Aldy Istanzia Wiguna
PERSATUAN ISLAM DAN BAHASA
INDONESIA
Dalam
perjalanan usianya yang nyaris mencapai satu abad ini. Persatuan Islam telah
memberikan banyak kontribusi dalam perjalanan sejarah republik. Salah satu yang
terkenang dan sering terluputkan adalah kontribusi Persatuan Islam dalam bidang
bahasa khususnya dalam penggunaan bahasa Indonesia (bahasa Melayu) pada medio
awal kehadirannya.
Hal
ini terungkap dari bahasa yang dipilih para founding father Persis pada tahun
1923 ketika pertama kali mendirikan Persis. Dimana para founding father ini
justru memberi nama organisasi yang didirikannya dengan menggunakan bahasa
Melayu bukan dengan bahasa Arab seperti Muhammadiyah, Nahdlatul Ulama, Sarekat
Islam, Jam’iyyatul Khair, Al-Irsyad, Mathlaul Anwar dll.
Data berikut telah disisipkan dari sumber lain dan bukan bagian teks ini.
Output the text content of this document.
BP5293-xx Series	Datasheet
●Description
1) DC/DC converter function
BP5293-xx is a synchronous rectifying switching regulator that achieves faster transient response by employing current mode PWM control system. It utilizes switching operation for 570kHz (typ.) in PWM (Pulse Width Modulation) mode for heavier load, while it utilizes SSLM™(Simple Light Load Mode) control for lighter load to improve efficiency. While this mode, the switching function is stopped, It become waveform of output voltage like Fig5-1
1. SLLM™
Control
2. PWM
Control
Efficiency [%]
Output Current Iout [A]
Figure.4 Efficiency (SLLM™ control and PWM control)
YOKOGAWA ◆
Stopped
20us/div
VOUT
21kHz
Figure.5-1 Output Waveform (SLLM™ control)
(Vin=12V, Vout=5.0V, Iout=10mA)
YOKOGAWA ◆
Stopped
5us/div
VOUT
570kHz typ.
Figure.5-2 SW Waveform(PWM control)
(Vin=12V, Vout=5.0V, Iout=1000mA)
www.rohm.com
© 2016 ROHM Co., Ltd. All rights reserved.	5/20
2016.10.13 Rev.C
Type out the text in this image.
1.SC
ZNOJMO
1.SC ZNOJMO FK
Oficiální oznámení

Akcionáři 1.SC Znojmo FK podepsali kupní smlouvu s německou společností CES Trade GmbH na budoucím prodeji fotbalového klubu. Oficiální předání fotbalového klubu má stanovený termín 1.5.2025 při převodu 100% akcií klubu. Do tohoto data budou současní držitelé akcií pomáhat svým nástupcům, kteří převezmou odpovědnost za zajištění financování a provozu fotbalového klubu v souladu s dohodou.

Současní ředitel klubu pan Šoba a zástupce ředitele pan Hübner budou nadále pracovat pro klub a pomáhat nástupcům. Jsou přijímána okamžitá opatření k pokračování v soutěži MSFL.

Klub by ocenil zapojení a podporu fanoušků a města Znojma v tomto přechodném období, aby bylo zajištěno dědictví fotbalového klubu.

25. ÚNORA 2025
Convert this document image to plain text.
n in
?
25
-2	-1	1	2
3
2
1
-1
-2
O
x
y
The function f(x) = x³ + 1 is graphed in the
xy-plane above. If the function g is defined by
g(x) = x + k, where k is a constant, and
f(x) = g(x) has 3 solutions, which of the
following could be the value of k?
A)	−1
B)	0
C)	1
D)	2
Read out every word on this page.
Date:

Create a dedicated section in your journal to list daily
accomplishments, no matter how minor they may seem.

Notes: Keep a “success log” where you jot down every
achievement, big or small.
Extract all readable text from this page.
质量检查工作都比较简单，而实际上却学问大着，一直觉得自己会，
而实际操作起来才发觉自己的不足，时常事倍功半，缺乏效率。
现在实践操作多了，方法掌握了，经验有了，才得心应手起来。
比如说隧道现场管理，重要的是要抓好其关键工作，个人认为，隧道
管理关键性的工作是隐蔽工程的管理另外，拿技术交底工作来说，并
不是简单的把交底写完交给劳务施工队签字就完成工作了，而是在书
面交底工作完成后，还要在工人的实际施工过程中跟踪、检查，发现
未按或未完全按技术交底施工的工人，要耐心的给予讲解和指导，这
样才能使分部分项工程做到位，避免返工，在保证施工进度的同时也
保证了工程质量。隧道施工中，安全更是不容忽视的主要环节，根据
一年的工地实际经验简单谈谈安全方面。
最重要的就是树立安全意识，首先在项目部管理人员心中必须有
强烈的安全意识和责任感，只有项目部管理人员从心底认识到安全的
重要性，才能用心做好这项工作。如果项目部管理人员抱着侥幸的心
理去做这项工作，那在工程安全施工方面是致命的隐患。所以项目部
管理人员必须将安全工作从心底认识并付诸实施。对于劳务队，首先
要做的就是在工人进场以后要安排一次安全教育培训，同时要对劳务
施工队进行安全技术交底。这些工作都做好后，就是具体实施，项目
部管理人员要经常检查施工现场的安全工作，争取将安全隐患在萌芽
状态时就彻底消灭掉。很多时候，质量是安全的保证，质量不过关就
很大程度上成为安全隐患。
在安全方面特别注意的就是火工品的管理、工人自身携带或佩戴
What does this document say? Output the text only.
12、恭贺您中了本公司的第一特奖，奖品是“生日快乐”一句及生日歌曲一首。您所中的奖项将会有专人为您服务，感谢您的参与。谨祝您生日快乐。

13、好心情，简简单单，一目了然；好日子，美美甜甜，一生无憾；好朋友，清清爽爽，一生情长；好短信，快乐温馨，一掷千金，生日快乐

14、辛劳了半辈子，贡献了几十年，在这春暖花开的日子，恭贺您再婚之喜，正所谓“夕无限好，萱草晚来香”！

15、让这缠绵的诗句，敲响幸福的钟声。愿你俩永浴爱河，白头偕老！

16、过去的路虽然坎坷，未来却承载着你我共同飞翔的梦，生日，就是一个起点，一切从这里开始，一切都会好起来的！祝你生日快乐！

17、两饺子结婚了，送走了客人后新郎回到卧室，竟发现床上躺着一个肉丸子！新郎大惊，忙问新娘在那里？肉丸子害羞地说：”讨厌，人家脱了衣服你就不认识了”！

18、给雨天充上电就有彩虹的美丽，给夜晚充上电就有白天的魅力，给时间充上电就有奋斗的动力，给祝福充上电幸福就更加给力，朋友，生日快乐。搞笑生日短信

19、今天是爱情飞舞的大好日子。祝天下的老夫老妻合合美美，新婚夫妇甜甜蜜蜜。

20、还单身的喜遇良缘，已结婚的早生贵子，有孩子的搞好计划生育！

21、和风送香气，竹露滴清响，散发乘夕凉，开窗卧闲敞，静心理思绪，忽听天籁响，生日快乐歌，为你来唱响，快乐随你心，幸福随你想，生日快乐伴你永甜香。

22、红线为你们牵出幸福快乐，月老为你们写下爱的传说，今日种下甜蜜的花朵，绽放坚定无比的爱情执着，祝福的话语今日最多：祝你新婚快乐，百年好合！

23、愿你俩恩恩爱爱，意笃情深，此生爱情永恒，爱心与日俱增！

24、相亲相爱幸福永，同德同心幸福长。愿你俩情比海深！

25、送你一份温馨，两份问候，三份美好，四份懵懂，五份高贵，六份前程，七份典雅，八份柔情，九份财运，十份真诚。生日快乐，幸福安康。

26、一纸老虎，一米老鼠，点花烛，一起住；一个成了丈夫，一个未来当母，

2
SASTRA DALAM RAHIM PERSATUAN
ISLAM
Bila
menilik pada perjalanan intelektualnya. Dakwah Persatuan Islam tidak hanya
didominasi oleh perdebatan-perdebatan saja. Melainkan menyentuh pula dakwah
budaya. Hal ini terlihat dari hadirnya beberapa sajak yang dipublikasikan di
majalah Pembela Islam yang merupakan majalah tertua di Persatuan Islam. Sajak
pertama yang dipublikasikan di majalah tersebut berjudul ‘Sadarlah’ yang
ditulis seorang penulis bernama Nasbiroe. Sebuah sajak yang menyeru kepada
sekalian kaum muslimin di Nusantara untuk bersikap terhadap persoalan agama
yang saat itu dilecehkan oleh kaum sekuler melalui media massanya yakni Djawa
Hisworo.
Selain
itu, masih di majalah Pembela Islam pula ditemukan sajak yang ditulis oleh Buya
Hamka dalam rangka mengenang perjuangan seorang Umar Mukhtar, pejuang muslim
dari Afrika.
Selain
sajak, pada tahun 1930-an pula terbit roman perdana bapak Mohammad Natsir yang
berjudul ‘Salah Jalan’.
Lalu
sekitar tahun 1950-an guru utama Persatuan Islam yakni Ahmad Hassan menerbitkan
kumpulan sajaknya sebanyak dua jilid yang diberi judul ‘Sjair’ dan
kumpulan pepatahnya yang dipublikasikan melalui majalah Pembela Islam dengan
judul ‘Kitab Pepatah’ sebanyak dua jilid. Selain menulis Sjair, Ahmad
Hassan pun tercatat menulis kumpulan cerita pendek yang diberi judul Tertawa
sebanyak empat jilid dan kumpulan nasihat sebanyak 4 jilid pula yang diberi
judul Hai Puteraku, Hai Puteriku, Hai Cucuku, dan Hai Anakku.
Selain
itu, konsepsi dakwah melalui kebudayaan di Persatuan Islam rupanya telah
dirumuskan oleh KH M Isa Anshary yang mana rumusan tersebut disempurnakan oleh
Pak Natsir dalam bukunya yang berjudul ‘Capita Selecta’.
Melihat
sekilas perjalanan sejarah tersebut menarik bila disimpulkan bahwa dakwah
melalui kebudayaan khususnya sastra telah mengakar kuat dalam perjalanan
sejarah Persatuan Islam.
GENEALOGI
ULAMA BUDAYAWAN PERSIS
Bila
ditelusuri lebih jauh, untuk genealogi ulama budayawan di Persatuan Islam
bermuara pada dua titik yakni genealogi Bandung yang diwakili oleh Ust
Abdurrahman dan genealogi Bangil yang diwakili oleh Ust Abdul Qadir Hassan. Kedua
genealogi ini tersambung secara langsung kepada Ahmad Hassan sebagai guru
utama. Dari kedua sosok ini, lahirlah banyak ulama dan intelektual Persatuan
Islam yang menyusun karya budaya baik karya sastra maupun karya lainnya. Adapun
dari genealogi Bandung atau murid-murid Ustadz Abdurrahman yang tercatat
menulis karya sastra adalah E Abdullah, E Saifuddin Anshary (putera Pak Isa
Anshary), Maman Nurzaman Romly, Utsman Sholehuddin, Suraedi, Syarief Sukandy,
Wawan Shafwan Sholehuddin, Enung Nurhayati dan Rudi Rusyana. Adapun dari
genealogi Bangil atau murid-murid Ust Abdul Qadir Hassan yang menulis karya
sastra antara lain Abidah El Khalieqy dan Ahmad David Khalilurrahman.